Expected returns for traditional asset classes (stocks and bonds) are low. Faced with this predicament, investors have started moving out the risk curve, into riskier bonds (private debt) and riskier stocks (private equity). It seems that institutional investors think that juts because they are private, their return expectations have not been reduced. Public and private market valuations are intricately linked. If the stock market falls, then why would you pay higher valuations for private companies, it doesn’t make sense. If the stock market gets cheaper, so should private companies. There is also a record amount of money invested in private markets, which again drives up valuations and drives down returns. The more you pay for something the lower the return will be, all else equal.
Pension funds in the US have high return targets (around 7%), which are pretty much impossible to reach using only traditional assets. Since lowering future payouts or raising taxes is unpopular, they have not adjusted their return expectations. This would only make the underfunding problem worse, even though we think it’s the reality we live in. Instead, pension funds have decided to back up the risk truck and load up on riskier investments. Even though it is questionable if they have historically outperformed, and we have serious doubts if they will do so in the future. What do we think you should do? Invest in assets or strategies that do not depend on traditional markets to perform.
Investment portfolio backed credit lines are interesting products that banks offer to wealthy clients. The bank uses the investment portfolio as collateral to lend out money to their clients at very attractive rates (we’ve seen credit lines priced at 0.9% interest rate). Therefore, these lines are very popular among wealthy individuals, especially to avoid having to pay taxes. Instead of having to sell an appreciated position, the investor can take out a load using the position as collateral and spend the money without having to pay taxes.

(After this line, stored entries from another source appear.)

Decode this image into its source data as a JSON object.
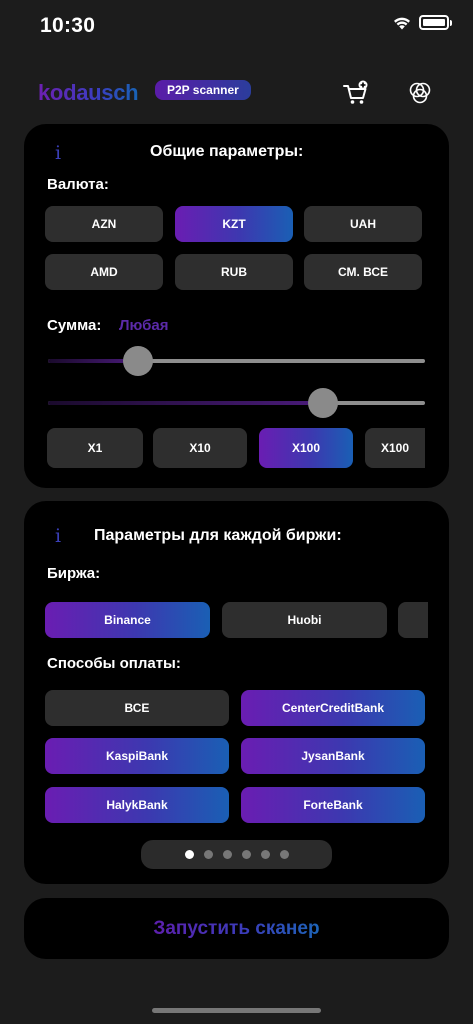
{
  "status_bar": {
    "time": "10:30"
  },
  "header": {
    "logo": "kodausch",
    "badge": "P2P scanner",
    "cart_icon": "cart-plus-icon",
    "layers_icon": "layers-circles-icon"
  },
  "general_params": {
    "info_glyph": "i",
    "title": "Общие параметры:",
    "currency_label": "Валюта:",
    "currencies": [
      "AZN",
      "KZT",
      "UAH",
      "AMD",
      "RUB",
      "СМ. ВСЕ"
    ],
    "selected_currency": "KZT",
    "amount_label": "Сумма:",
    "amount_value": "Любая",
    "slider_1_level": 0.24,
    "slider_2_level": 0.73,
    "multipliers": [
      "X1",
      "X10",
      "X100",
      "X100"
    ],
    "selected_multiplier": "X100"
  },
  "exchange_params": {
    "info_glyph": "i",
    "title": "Параметры для каждой биржи:",
    "exchange_label": "Биржа:",
    "exchanges": [
      "Binance",
      "Huobi",
      ""
    ],
    "selected_exchange": "Binance",
    "payment_label": "Способы оплаты:",
    "payment_methods": [
      "ВСЕ",
      "CenterCreditBank",
      "KaspiBank",
      "JysanBank",
      "HalykBank",
      "ForteBank"
    ],
    "selected_payments": [
      "CenterCreditBank",
      "KaspiBank",
      "JysanBank",
      "HalykBank",
      "ForteBank"
    ],
    "pages_total": 6,
    "page_active": 1
  },
  "start_button": {
    "label": "Запустить сканер"
  },
  "colors": {
    "accent_purple": "#6a1db2",
    "accent_blue": "#1a5fb4",
    "background": "#1c1c1c",
    "card": "#000000",
    "pill": "#2e2e2e"
  }
}
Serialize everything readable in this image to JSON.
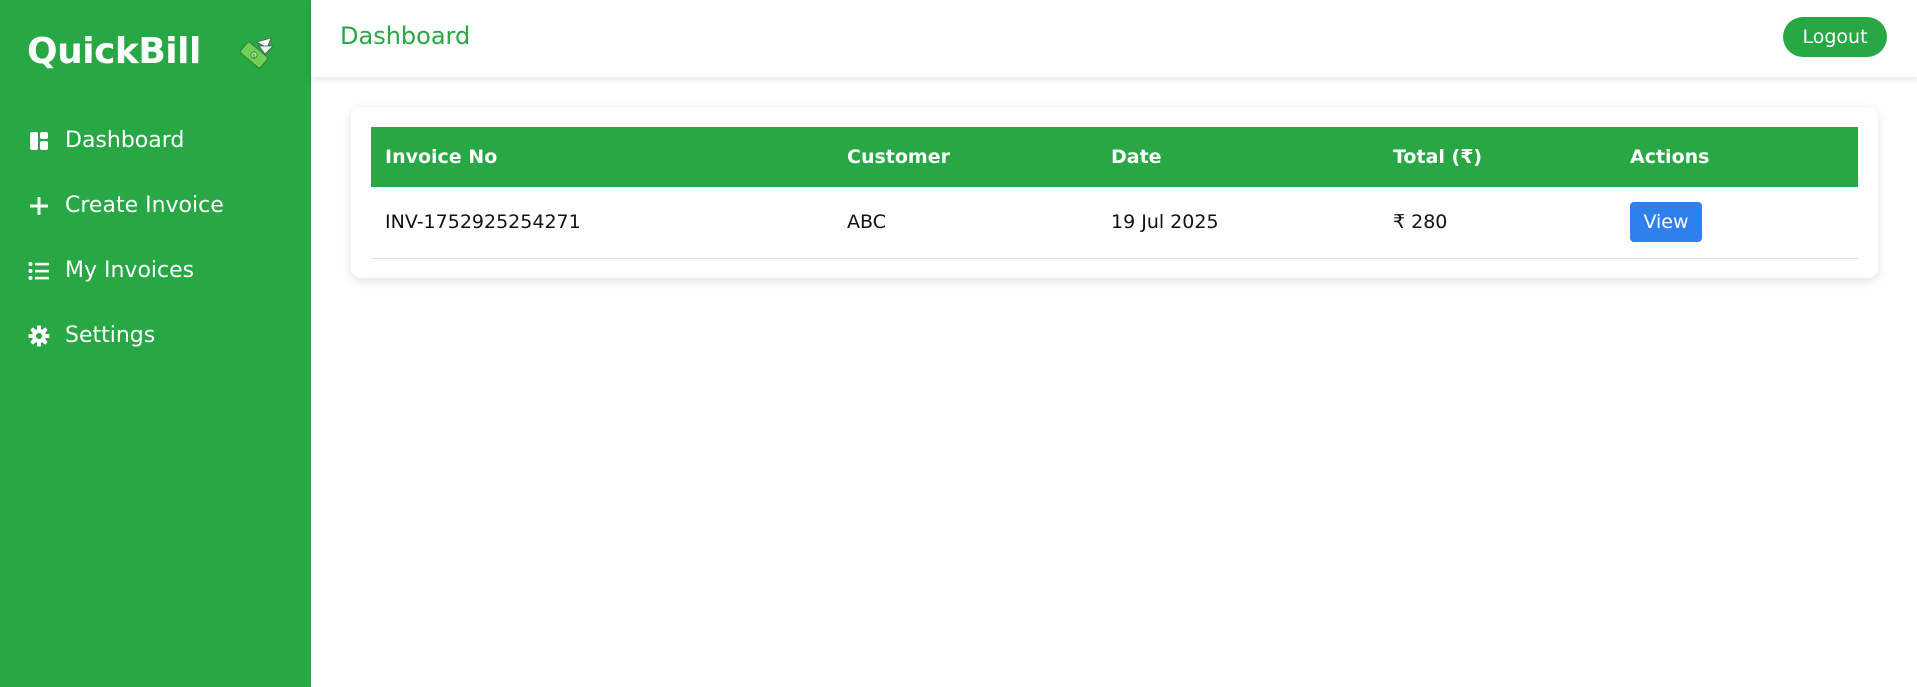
{
  "app": {
    "brand_name": "QuickBill",
    "brand_logo_icon": "money-wings-icon"
  },
  "colors": {
    "primary": "#28a745",
    "action_blue": "#2f80ed",
    "text": "#111111",
    "background": "#ffffff"
  },
  "sidebar": {
    "items": [
      {
        "label": "Dashboard",
        "icon": "dashboard-icon"
      },
      {
        "label": "Create Invoice",
        "icon": "plus-icon"
      },
      {
        "label": "My Invoices",
        "icon": "list-icon"
      },
      {
        "label": "Settings",
        "icon": "gear-icon"
      }
    ]
  },
  "header": {
    "title": "Dashboard",
    "logout_label": "Logout"
  },
  "invoices_table": {
    "columns": [
      "Invoice No",
      "Customer",
      "Date",
      "Total (₹)",
      "Actions"
    ],
    "rows": [
      {
        "invoice_no": "INV-1752925254271",
        "customer": "ABC",
        "date": "19 Jul 2025",
        "total": "₹ 280",
        "action_label": "View"
      }
    ]
  }
}
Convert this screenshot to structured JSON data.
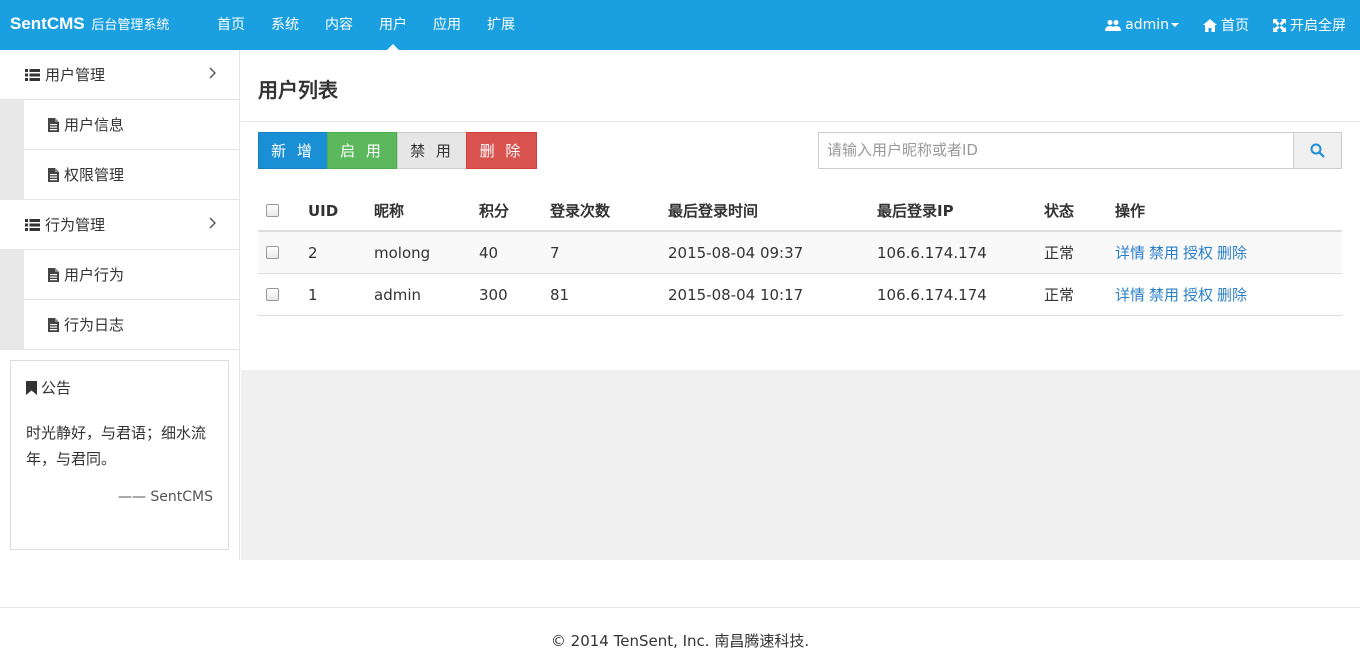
{
  "brand": {
    "name": "SentCMS",
    "subtitle": "后台管理系统"
  },
  "nav": {
    "items": [
      {
        "label": "首页"
      },
      {
        "label": "系统"
      },
      {
        "label": "内容"
      },
      {
        "label": "用户",
        "active": true
      },
      {
        "label": "应用"
      },
      {
        "label": "扩展"
      }
    ],
    "right": {
      "user": "admin",
      "home": "首页",
      "fullscreen": "开启全屏"
    }
  },
  "sidebar": {
    "groups": [
      {
        "label": "用户管理",
        "items": [
          {
            "label": "用户信息"
          },
          {
            "label": "权限管理"
          }
        ]
      },
      {
        "label": "行为管理",
        "items": [
          {
            "label": "用户行为"
          },
          {
            "label": "行为日志"
          }
        ]
      }
    ],
    "notice": {
      "title": "公告",
      "text": "时光静好，与君语；细水流年，与君同。",
      "sign": "—— SentCMS"
    }
  },
  "main": {
    "title": "用户列表",
    "buttons": {
      "add": "新 增",
      "enable": "启 用",
      "disable": "禁 用",
      "delete": "删 除"
    },
    "search": {
      "placeholder": "请输入用户昵称或者ID"
    },
    "table": {
      "headers": {
        "uid": "UID",
        "nickname": "昵称",
        "score": "积分",
        "login_count": "登录次数",
        "last_time": "最后登录时间",
        "last_ip": "最后登录IP",
        "status": "状态",
        "ops": "操作"
      },
      "rows": [
        {
          "uid": "2",
          "nickname": "molong",
          "score": "40",
          "login_count": "7",
          "last_time": "2015-08-04 09:37",
          "last_ip": "106.6.174.174",
          "status": "正常"
        },
        {
          "uid": "1",
          "nickname": "admin",
          "score": "300",
          "login_count": "81",
          "last_time": "2015-08-04 10:17",
          "last_ip": "106.6.174.174",
          "status": "正常"
        }
      ],
      "ops": {
        "detail": "详情",
        "disable": "禁用",
        "auth": "授权",
        "delete": "删除"
      }
    }
  },
  "footer": {
    "text": "© 2014 TenSent, Inc. 南昌腾速科技."
  },
  "colors": {
    "topbar": "#1a9fe0",
    "primary": "#1a8fd6",
    "success": "#5cb85c",
    "danger": "#d9534f",
    "link": "#2a7fc9"
  }
}
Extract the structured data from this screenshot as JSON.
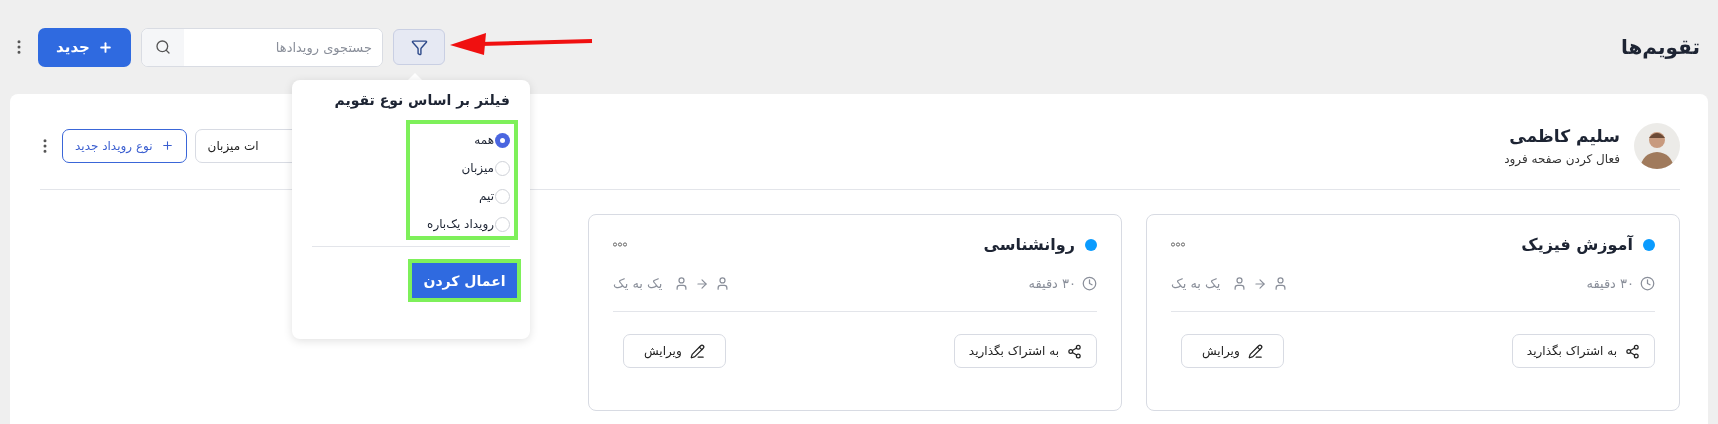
{
  "header": {
    "title": "تقویم‌ها",
    "new_button": "جدید",
    "search": {
      "placeholder": "جستجوی رویدادها"
    }
  },
  "filter_popup": {
    "title": "فیلتر بر اساس نوع تقویم",
    "options": [
      {
        "label": "همه",
        "selected": true
      },
      {
        "label": "میزبان",
        "selected": false
      },
      {
        "label": "تیم",
        "selected": false
      },
      {
        "label": "رویداد یک‌باره",
        "selected": false
      }
    ],
    "apply": "اعمال کردن"
  },
  "profile": {
    "name": "سلیم کاظمی",
    "subtitle": "فعال کردن صفحه فرود",
    "host_settings": "ات میزبان",
    "new_event_type": "نوع رویداد جدید"
  },
  "event_types": [
    {
      "title": "آموزش فیزیک",
      "color": "#0a9bfe",
      "duration": "۳۰ دقیقه",
      "type": "یک به یک",
      "share": "به اشتراک بگذارید",
      "edit": "ویرایش"
    },
    {
      "title": "روانشناسی",
      "color": "#0a9bfe",
      "duration": "۳۰ دقیقه",
      "type": "یک به یک",
      "share": "به اشتراک بگذارید",
      "edit": "ویرایش"
    }
  ]
}
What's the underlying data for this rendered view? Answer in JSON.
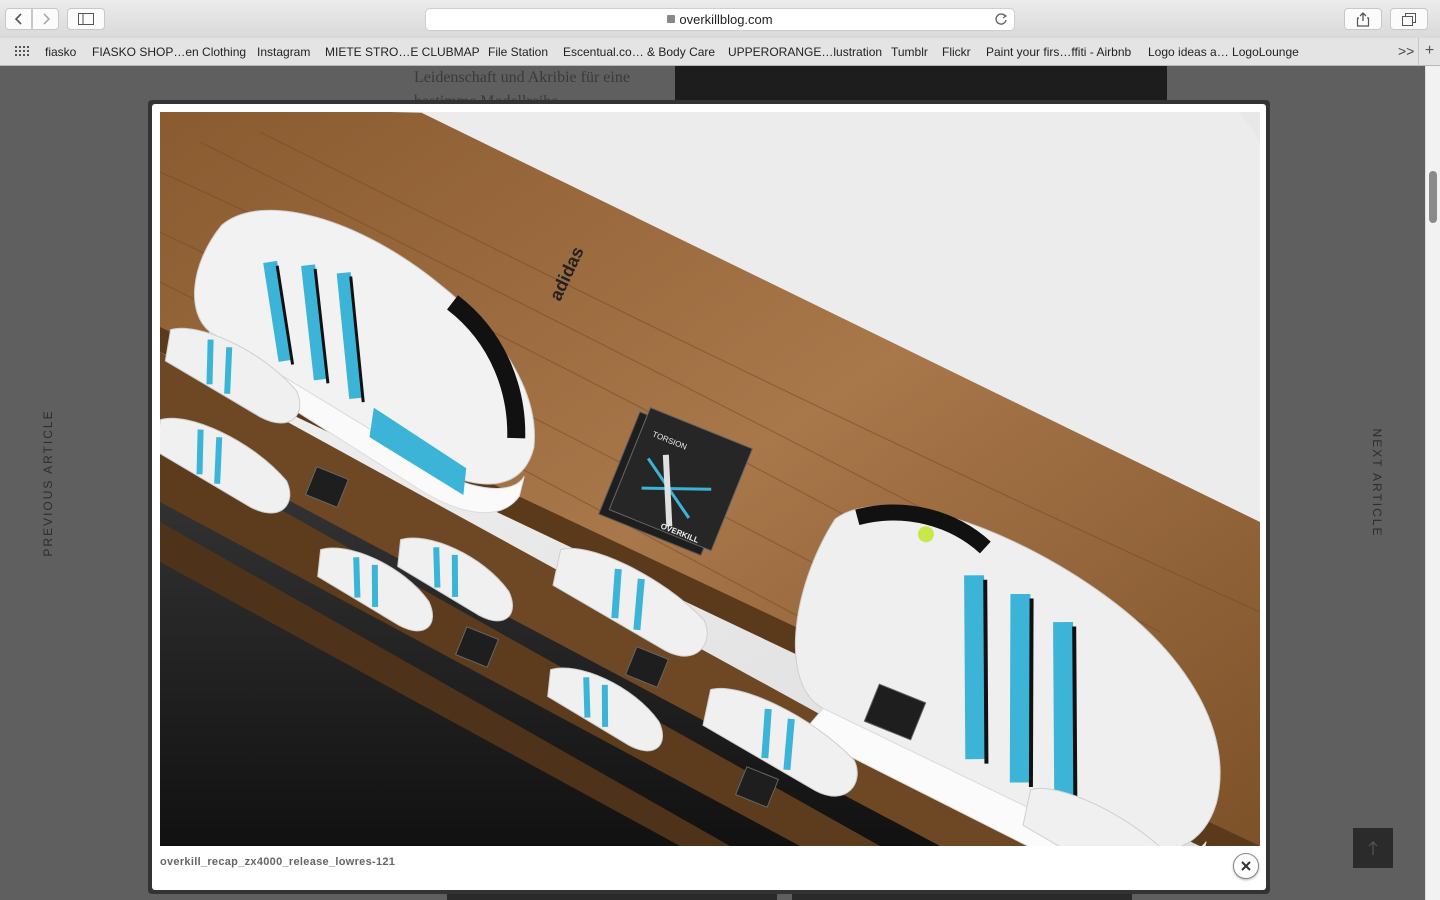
{
  "browser": {
    "url": "overkillblog.com",
    "bookmarks": [
      "fiasko",
      "FIASKO SHOP…en Clothing",
      "Instagram",
      "MIETE STRO…E CLUBMAP",
      "File Station",
      "Escentual.co… & Body Care",
      "UPPERORANGE…lustration",
      "Tumblr",
      "Flickr",
      "Paint your firs…ffiti - Airbnb",
      "Logo ideas a… LogoLounge"
    ],
    "more_label": ">>"
  },
  "page": {
    "article_text": "Leidenschaft und Akribie für eine bestimme Modellreihe",
    "prev_label": "PREVIOUS ARTICLE",
    "next_label": "NEXT ARTICLE"
  },
  "lightbox": {
    "caption": "overkill_recap_zx4000_release_lowres-121",
    "photo_text": {
      "brand": "adidas",
      "sticker_brand": "OVERKILL",
      "sticker_model": "TORSION"
    }
  },
  "colors": {
    "accent_blue": "#3bb4d8",
    "wood": "#9a6a3c",
    "overlay_bg": "#5f5f5f"
  }
}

The risk here is that the portfolio falls in value and there is not enough collateral to cover the value of the loan. In this case banks typically ask the client to deposit more money in the account or sell out of their positions to repay the loan. The crisis in Russia has wreaked havoc in portfolios of some investors. UBS had clients that would take out loans using Russian bonds as collateral, they would then presumably use this cash to invest in something else. Now that Russian bonds have collapsed in price, UBS is no longer accepting them as collateral. Therefore clients which were taking on a lot of risk by taking out loans against this type of debt are in trouble.